JurnalPatroliNews – Jakarta – Menteri Luar Negeri Republik Indonesia, Sugiono, melakukan pembicaraan diplomatik via telepon dengan Menteri Luar Negeri Iran, Seyed Abbas Araghchi, pada Senin (2/3/2026).

Komunikasi tingkat tinggi ini dilakukan untuk membahas eskalasi situasi keamanan di kawasan Timur Tengah yang terus meningkat pasca-serangan militer yang dilancarkan Amerika Serikat dan Israel terhadap Iran sejak akhir pekan lalu.

Dalam pembicaraan tersebut, Menlu Sugiono menegaskan posisi strategis Indonesia yang siap mengambil peran konstruktif guna mendorong terciptanya perdamaian.

Indonesia secara resmi menawarkan kesediaan untuk memfasilitasi ruang dialog maupun mediasi bagi pihak-pihak yang bertikai.

Fokus utama dari inisiatif ini adalah mencegah perluasan konflik serta menghentikan jatuhnya korban jiwa dari kalangan warga sipil.

Melalui pernyataan resmi di akun X (Twitter) miliknya pada Selasa (3/3), Menlu Sugiono menekankan bahwa Indonesia mendesak seluruh pihak yang terlibat untuk mempraktikkan menahan diri secara maksimal.

Pemerintah Indonesia menyerukan agar langkah-langkah de-eskalasi segera ditempuh guna mendinginkan suasana geopolitik yang kian memanas di kawasan tersebut.

Lebih lanjut, Sugiono menggarisbawahi bahwa setiap penyelesaian konflik harus senantiasa berlandaskan pada koridor hukum internasional dan prinsip-prinsip yang tertuang dalam Piagam PBB.

Menurutnya, penghormatan terhadap kedaulatan hukum dan norma internasional merupakan syarat mutlak bagi terciptanya stabilitas jangka panjang.

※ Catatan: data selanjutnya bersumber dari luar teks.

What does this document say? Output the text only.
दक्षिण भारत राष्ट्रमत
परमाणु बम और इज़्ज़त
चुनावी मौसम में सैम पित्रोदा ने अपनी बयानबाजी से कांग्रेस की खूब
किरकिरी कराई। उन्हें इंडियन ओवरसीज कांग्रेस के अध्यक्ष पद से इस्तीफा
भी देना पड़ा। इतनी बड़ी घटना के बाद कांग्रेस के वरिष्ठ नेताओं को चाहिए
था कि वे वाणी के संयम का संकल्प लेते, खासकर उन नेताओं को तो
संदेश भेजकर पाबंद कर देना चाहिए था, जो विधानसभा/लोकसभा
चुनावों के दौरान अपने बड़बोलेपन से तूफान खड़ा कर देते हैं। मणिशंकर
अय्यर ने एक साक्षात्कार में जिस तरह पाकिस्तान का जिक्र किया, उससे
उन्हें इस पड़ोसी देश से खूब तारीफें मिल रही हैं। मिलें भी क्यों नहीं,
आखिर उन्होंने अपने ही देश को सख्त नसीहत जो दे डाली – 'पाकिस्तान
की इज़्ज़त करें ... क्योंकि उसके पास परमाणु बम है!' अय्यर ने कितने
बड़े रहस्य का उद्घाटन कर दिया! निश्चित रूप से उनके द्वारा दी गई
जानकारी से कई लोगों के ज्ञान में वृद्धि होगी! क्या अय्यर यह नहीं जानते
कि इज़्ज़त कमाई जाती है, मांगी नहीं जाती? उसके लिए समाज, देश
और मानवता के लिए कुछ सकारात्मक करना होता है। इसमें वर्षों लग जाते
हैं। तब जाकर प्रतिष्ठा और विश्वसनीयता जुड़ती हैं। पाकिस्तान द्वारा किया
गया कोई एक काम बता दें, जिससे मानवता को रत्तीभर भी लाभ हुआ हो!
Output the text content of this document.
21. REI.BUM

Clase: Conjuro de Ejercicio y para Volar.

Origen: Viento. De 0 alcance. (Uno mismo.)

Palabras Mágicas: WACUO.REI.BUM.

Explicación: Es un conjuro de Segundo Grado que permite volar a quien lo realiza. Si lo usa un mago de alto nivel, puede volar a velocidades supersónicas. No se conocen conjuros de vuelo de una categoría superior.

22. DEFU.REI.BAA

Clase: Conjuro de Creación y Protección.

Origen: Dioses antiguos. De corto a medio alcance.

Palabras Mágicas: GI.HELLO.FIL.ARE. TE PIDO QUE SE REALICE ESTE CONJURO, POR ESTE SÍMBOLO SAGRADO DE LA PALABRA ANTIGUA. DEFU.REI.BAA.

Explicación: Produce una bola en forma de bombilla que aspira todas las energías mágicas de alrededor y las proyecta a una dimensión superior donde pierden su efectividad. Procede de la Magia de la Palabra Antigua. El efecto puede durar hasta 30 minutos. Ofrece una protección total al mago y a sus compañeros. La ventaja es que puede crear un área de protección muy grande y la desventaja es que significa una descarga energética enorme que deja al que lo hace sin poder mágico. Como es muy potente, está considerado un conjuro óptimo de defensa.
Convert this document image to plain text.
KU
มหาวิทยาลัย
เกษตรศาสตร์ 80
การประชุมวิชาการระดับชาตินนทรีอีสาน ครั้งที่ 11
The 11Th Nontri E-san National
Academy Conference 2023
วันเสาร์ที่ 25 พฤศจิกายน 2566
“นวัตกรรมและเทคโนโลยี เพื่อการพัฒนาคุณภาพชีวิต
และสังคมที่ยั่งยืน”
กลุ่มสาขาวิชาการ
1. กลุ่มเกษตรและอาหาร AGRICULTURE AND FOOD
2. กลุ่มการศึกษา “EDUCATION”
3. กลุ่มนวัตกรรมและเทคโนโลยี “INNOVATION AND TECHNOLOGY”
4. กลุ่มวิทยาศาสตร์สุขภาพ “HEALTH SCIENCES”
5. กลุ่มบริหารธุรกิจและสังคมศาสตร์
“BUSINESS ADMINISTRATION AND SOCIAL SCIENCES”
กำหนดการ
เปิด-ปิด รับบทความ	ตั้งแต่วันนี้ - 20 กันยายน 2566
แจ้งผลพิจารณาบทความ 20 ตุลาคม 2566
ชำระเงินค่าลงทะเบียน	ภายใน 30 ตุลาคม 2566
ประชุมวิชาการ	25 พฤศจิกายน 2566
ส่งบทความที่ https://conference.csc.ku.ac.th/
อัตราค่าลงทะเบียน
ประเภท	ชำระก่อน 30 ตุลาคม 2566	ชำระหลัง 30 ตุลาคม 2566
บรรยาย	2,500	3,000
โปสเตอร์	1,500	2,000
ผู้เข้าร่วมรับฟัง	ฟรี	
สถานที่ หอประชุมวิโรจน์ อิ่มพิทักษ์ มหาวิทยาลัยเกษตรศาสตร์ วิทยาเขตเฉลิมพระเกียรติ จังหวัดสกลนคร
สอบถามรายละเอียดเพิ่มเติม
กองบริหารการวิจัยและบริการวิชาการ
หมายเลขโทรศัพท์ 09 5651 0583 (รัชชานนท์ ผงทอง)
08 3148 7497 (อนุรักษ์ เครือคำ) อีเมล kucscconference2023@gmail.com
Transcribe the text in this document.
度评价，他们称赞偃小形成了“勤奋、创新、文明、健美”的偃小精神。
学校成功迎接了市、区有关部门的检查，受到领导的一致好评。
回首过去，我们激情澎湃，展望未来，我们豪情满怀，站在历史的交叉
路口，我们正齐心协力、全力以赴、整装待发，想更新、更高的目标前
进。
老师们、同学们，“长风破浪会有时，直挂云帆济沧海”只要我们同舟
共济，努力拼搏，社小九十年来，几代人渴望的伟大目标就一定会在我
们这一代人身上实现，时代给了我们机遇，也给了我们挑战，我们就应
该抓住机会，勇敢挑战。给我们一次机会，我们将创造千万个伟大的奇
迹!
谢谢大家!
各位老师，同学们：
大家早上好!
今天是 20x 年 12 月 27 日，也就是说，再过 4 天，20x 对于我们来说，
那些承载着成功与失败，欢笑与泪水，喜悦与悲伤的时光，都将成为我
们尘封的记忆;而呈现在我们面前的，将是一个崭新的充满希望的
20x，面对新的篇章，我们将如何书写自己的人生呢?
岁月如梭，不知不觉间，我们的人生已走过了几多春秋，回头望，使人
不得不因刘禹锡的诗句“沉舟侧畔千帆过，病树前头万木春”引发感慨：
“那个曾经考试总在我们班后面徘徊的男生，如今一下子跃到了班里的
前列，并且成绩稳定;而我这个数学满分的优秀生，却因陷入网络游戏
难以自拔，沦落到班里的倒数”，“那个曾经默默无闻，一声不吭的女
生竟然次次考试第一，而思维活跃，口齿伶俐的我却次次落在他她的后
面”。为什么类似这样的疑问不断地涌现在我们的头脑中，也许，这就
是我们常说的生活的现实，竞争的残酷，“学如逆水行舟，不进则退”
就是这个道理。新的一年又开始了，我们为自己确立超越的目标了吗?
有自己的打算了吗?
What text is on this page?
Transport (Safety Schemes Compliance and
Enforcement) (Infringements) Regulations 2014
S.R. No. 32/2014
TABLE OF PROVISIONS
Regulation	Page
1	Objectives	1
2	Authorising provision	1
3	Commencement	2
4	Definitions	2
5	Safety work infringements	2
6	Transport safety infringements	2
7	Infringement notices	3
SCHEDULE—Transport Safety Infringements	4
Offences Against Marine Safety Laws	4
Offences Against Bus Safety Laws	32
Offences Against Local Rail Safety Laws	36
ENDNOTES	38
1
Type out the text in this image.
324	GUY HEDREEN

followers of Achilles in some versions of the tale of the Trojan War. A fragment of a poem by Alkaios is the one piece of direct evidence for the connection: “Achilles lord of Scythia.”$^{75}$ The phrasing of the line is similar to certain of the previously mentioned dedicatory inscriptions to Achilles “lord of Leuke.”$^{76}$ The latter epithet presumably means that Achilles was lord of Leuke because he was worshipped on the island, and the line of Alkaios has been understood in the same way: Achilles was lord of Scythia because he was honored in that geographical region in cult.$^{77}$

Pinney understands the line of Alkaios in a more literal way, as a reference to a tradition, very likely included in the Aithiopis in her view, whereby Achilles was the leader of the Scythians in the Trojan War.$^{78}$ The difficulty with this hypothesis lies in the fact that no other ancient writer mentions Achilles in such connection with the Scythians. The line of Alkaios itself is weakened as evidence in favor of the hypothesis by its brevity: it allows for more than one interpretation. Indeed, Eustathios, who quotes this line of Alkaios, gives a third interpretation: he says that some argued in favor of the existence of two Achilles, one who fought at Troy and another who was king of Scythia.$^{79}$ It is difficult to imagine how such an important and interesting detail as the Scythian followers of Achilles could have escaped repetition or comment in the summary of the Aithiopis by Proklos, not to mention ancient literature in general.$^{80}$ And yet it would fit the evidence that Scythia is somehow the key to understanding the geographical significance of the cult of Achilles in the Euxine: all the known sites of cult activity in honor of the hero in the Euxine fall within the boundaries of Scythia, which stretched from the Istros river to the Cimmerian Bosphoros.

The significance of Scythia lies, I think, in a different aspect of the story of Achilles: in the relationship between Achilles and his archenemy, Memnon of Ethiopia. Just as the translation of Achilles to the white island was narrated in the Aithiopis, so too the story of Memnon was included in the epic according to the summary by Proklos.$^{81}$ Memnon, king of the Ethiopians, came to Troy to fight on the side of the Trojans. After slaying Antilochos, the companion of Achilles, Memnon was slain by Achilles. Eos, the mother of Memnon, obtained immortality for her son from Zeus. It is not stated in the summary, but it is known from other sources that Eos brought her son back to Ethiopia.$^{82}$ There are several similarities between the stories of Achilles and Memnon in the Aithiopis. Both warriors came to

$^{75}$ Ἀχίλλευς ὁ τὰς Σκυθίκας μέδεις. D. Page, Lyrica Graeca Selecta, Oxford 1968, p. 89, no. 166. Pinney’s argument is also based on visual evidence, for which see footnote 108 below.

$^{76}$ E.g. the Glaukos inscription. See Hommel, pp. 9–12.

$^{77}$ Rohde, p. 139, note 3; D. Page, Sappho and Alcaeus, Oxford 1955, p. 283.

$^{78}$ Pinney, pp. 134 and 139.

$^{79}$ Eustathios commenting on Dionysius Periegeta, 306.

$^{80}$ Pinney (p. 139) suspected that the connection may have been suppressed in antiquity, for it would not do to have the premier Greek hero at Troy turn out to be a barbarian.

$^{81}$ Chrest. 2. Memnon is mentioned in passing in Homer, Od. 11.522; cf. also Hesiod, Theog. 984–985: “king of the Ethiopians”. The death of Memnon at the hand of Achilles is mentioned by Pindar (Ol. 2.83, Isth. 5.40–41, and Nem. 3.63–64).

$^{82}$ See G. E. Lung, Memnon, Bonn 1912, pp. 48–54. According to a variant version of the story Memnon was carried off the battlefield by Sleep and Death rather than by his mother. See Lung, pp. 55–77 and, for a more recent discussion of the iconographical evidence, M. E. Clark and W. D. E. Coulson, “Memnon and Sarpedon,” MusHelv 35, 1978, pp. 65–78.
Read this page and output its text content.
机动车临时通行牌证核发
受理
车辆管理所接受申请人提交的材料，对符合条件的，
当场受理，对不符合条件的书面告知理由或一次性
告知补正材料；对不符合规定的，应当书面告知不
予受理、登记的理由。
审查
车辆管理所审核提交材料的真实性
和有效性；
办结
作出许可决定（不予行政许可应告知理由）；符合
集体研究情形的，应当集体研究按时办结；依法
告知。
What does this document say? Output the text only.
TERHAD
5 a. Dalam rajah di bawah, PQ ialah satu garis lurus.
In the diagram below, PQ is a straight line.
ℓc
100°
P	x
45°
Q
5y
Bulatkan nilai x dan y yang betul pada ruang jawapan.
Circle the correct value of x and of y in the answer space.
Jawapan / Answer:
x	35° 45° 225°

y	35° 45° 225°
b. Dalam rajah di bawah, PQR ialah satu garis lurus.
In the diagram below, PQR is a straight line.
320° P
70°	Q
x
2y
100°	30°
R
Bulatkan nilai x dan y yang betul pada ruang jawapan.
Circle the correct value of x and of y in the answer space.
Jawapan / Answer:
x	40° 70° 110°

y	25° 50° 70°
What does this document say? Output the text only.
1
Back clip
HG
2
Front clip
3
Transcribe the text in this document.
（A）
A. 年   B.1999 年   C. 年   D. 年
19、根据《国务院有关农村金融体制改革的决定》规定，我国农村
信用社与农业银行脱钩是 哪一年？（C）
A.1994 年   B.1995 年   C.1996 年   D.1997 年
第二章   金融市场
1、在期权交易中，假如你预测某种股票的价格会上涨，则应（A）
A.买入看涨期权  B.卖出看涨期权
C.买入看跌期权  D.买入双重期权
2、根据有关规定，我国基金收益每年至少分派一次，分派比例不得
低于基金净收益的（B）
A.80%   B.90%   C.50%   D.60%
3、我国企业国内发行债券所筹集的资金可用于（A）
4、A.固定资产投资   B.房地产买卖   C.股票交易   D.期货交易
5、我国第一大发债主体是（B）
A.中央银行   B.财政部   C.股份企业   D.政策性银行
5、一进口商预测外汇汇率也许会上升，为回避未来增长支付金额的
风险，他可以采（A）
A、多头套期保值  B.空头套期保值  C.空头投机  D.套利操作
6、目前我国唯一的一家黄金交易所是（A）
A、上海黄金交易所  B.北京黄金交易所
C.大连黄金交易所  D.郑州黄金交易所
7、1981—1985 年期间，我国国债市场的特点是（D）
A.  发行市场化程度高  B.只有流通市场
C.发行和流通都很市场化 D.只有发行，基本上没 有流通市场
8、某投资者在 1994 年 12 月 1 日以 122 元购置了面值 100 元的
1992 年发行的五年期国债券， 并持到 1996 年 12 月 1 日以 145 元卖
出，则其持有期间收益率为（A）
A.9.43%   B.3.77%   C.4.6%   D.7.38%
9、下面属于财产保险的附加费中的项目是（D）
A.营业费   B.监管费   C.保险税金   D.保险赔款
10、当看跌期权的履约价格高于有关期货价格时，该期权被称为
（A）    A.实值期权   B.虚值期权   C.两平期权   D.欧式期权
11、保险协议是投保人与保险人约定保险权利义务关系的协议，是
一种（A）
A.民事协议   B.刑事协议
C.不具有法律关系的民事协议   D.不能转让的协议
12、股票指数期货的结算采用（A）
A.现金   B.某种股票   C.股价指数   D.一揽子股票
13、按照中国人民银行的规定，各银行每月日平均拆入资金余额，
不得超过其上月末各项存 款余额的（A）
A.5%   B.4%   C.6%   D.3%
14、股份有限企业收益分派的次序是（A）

Pemerintah Indonesia meyakini bahwa instrumen dialog dan diplomasi tetap menjadi satu-satunya jalan keluar yang layak dan bermartabat dalam menyelesaikan sengketa antarnegara.

Tawaran mediasi ini mempertegas komitmen politik luar negeri Indonesia yang bebas dan aktif dalam berkontribusi pada ketertiban dunia, di tengah ancaman pecahnya perang terbuka yang lebih luas di wilayah Teluk.